Isabel Armiento
At the University of Toronto (U of T), most PhD students are expected to spend at least four years working demanding and often thankless jobs, all while living below the poverty line.
“It’s a very long tradition,” says June Li, finance commissioner at the University of Toronto Graduate Students’ Union (UTGSU). “You’re a PhD, you’re a starving student, you work hard, you grind, you sacrifice now for the rewards later.”
Li wants to do away with this “rite of passage,” as she calls it. Li, alongside the UTGSU, is spearheading an initiative to guarantee a basic, liveable funding package to all PhD students at U of T. They are in talks with U of T’s School of Graduate Studies with the aim of increasing basic funding to about $23,000 per year.
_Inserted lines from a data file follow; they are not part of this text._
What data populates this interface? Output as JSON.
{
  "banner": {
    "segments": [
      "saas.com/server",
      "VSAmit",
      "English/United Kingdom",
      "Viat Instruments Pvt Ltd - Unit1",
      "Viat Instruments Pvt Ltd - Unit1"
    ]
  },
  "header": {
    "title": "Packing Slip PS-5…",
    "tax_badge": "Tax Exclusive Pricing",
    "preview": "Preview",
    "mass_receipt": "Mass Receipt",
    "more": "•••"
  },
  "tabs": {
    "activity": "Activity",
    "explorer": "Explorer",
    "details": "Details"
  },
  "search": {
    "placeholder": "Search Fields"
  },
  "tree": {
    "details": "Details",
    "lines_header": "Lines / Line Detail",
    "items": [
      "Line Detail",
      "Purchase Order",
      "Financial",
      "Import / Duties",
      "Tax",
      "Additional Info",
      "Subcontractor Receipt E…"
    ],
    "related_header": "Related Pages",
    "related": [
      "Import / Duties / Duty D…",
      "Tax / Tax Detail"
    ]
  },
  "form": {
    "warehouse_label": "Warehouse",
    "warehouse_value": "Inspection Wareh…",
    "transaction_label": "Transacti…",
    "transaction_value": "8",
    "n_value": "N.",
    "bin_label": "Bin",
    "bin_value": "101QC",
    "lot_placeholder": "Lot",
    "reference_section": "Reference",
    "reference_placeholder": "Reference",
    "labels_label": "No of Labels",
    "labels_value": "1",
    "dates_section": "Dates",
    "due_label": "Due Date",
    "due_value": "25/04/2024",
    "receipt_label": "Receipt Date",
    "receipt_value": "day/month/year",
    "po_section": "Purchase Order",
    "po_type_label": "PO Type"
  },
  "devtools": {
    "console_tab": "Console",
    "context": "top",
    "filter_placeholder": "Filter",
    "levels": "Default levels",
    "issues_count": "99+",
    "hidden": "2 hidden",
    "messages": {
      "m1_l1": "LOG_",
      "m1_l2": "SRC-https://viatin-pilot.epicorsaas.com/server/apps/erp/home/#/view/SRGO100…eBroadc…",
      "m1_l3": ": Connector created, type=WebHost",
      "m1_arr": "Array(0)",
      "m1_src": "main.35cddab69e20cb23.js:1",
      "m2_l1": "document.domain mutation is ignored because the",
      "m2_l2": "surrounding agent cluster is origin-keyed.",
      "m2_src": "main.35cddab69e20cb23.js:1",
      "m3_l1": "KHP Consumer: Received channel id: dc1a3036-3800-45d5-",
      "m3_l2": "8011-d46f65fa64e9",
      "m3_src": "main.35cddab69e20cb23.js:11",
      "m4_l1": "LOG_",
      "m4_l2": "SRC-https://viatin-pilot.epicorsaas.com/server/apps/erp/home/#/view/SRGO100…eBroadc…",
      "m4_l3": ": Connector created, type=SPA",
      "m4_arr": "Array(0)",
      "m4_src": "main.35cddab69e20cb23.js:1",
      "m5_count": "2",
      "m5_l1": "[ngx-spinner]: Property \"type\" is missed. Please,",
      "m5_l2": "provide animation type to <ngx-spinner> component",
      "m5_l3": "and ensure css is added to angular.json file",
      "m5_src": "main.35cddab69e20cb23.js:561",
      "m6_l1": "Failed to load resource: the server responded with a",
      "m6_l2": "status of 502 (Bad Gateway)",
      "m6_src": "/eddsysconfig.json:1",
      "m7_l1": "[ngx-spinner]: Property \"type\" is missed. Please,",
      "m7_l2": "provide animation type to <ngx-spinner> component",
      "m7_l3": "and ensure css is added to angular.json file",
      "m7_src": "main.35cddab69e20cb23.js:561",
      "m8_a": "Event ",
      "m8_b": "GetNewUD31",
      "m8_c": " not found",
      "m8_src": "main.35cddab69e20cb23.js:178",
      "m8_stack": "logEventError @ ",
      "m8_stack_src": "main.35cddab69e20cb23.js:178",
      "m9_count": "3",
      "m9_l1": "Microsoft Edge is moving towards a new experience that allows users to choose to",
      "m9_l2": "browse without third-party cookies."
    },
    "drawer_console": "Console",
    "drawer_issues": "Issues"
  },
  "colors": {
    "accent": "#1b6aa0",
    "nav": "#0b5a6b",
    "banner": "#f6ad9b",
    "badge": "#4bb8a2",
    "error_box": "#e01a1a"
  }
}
This would be a significant increase from the current average of $18,248.
“We work full-time for our supervisors,” Li says. “If you factor in the number of hours that we work, divided by how much we get paid, we actually make less than minimum wage.”
Li says that between publishing academic articles and working as teaching assistants, PhD students’ labour is indispensable to the university. “Our research directly contributes to funding that the department gets,” she adds.
The UTGSU were inspired by a group of PhD students at U of T’s Faculty of Medicine, who, in 2017, formed the Graduate Representation Committee (GRC) and successfully petitioned for a 10 percent increase to their funding packages. This increase volleyed medical PhD students above the poverty line.
Meanwhile, the situation is worsening for other U of T PhD students. According to Li, funding package increases are “negligible” and not proportional to the increasing cost of living in Toronto. The average rent for a one-bedroom apartment in Toronto is $1,431 per month, meaning that housing alone may eat up almost 95 percent of a PhD student’s yearly earnings.
This means that only those with a wide financial safety net can afford to pursue a PhD. According to a GRC survey, 85 percent of PhD students at the Faculty of Medicine could not live on their funding package alone—but well over 50 percent of these students received financial support from a parent or partner. With this in mind, it’s unsurprising that academics tend to come from high-income families and are disproportionately white: a 2019 report found that a mere 21.3 percent of U of T’s tenure-stream faculty identify as people of colour, as compared to 52 percent of Toronto’s overall population.
This initiative is a step toward remedying these systemic inequalities, as well as student precarity. “This is long overdue,” Li says. “I don’t think that we should have to choose between bettering ourselves versus being able to survive.”